Via la camorra dalla gestione dei rifiuti’- non usa mezzi termini l’ex magistrato Raffaele Cantone che ha nuovamente parlato di rapporti tra criminalità organizzata e gestione delle problematiche ambientali.

Ieri, durante il convegno tenutosi presso l’istituto Minzoni di Giugliano, il presidente Anac ha lanciato un appello ai presenti: “ Questo territorio è affamato di bonifiche ma non ne abbiamo mai viste perché i soldi sono rimasti nei cassetti”.

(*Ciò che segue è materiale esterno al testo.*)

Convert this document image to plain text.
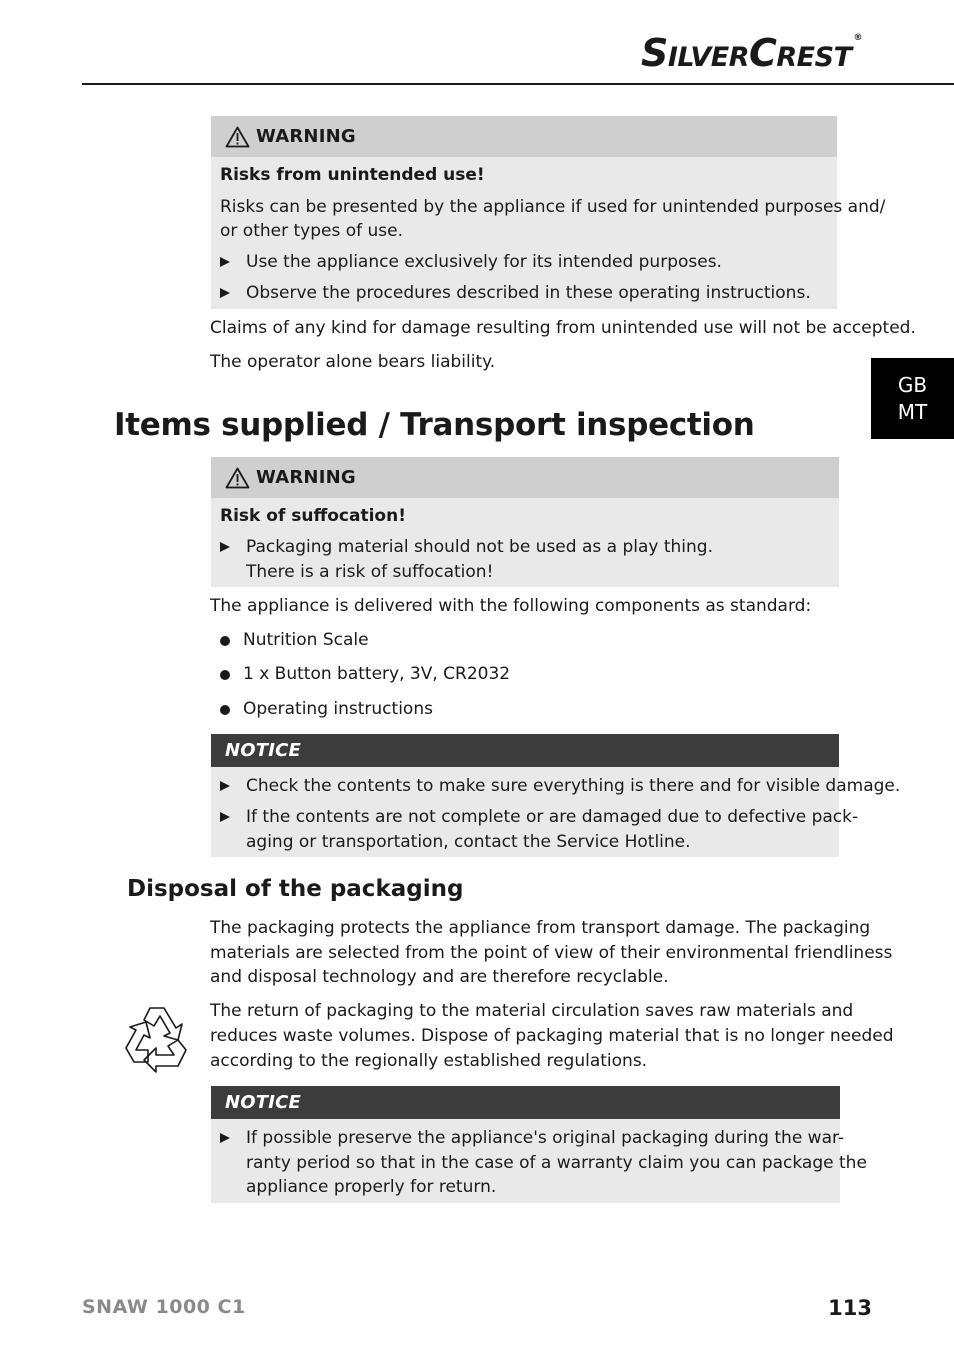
SILVERCREST®
GB
MT
WARNING
Risks from unintended use!
Risks can be presented by the appliance if used for unintended purposes and/
or other types of use.
Use the appliance exclusively for its intended purposes.
Observe the procedures described in these operating instructions.
Claims of any kind for damage resulting from unintended use will not be accepted.
The operator alone bears liability.
Items supplied / Transport inspection
WARNING
Risk of suffocation!
Packaging material should not be used as a play thing.
There is a risk of suffocation!
The appliance is delivered with the following components as standard:
Nutrition Scale
1 x Button battery, 3V, CR2032
Operating instructions
NOTICE
Check the contents to make sure everything is there and for visible damage.
If the contents are not complete or are damaged due to defective pack-
aging or transportation, contact the Service Hotline.
Disposal of the packaging
The packaging protects the appliance from transport damage. The packaging
materials are selected from the point of view of their environmental friendliness
and disposal technology and are therefore recyclable.
The return of packaging to the material circulation saves raw materials and
reduces waste volumes. Dispose of packaging material that is no longer needed
according to the regionally established regulations.
NOTICE
If possible preserve the appliance's original packaging during the war-
ranty period so that in the case of a warranty claim you can package the
appliance properly for return.
SNAW 1000 C1	113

Toni accesi e decisi per ripercorrere lo scempio vissuto dalla regione Campania in 30 anni di cattiva gestione e malaffari. Un ritorno al passato per rimarcare il disastro avvenuto alla resit di Giugliano: “ Le ecoballe rappresentano uno sfregio enorme sul territorio. Nella resit sono stati sotterrati rifiuti che hanno arrecato danni colossali ma in questi anni non è stato fatto nulla di concreto”– ha dichiarato il presidente durante il dibattito su bonifiche e valorizzazione del territorio.

Appare arrabbiato e stanco ma al contempo determinato a voler far luce sulla vicenda che ha macchiato per sempre la sua città inserendola nel girone della fatidica Terra dei Fuochi. Anni di incontri, conferenze, appalti sospesi e palleggio delle responsabilità. Ma il noto cittadino giuglianese ripone la speranza nell’attuale ministro dell’ambiente: “ Dobbiamo ringraziare il ministro Costa per quanto sta facendo. In questa operazione lui può realmente riuscire a smuovere qualcosa”.

La criminalità organizzata che nel corso degli anni ha svolto un ruolo principale nella gestione dei rifiuti è ritenuta dall’ex magistrato della dda responsabile di quanto è accaduto in questi anni di disastri ambientali ed affari. Politica, clan, e monnezza: una triade che ha arrecato danno irreversibili alla regione ricordata da tutti per Taverna del Re.

Soldi sperperati e tanta indifferenza- continua Cantone lanciando un monito nell’auditorium della scuola: “ La camorra deve essere tenuta fuori dal sistema della bonifiche. Dobbiamo avere la guardia altissima. Lo dico come cittadino giuglianese”.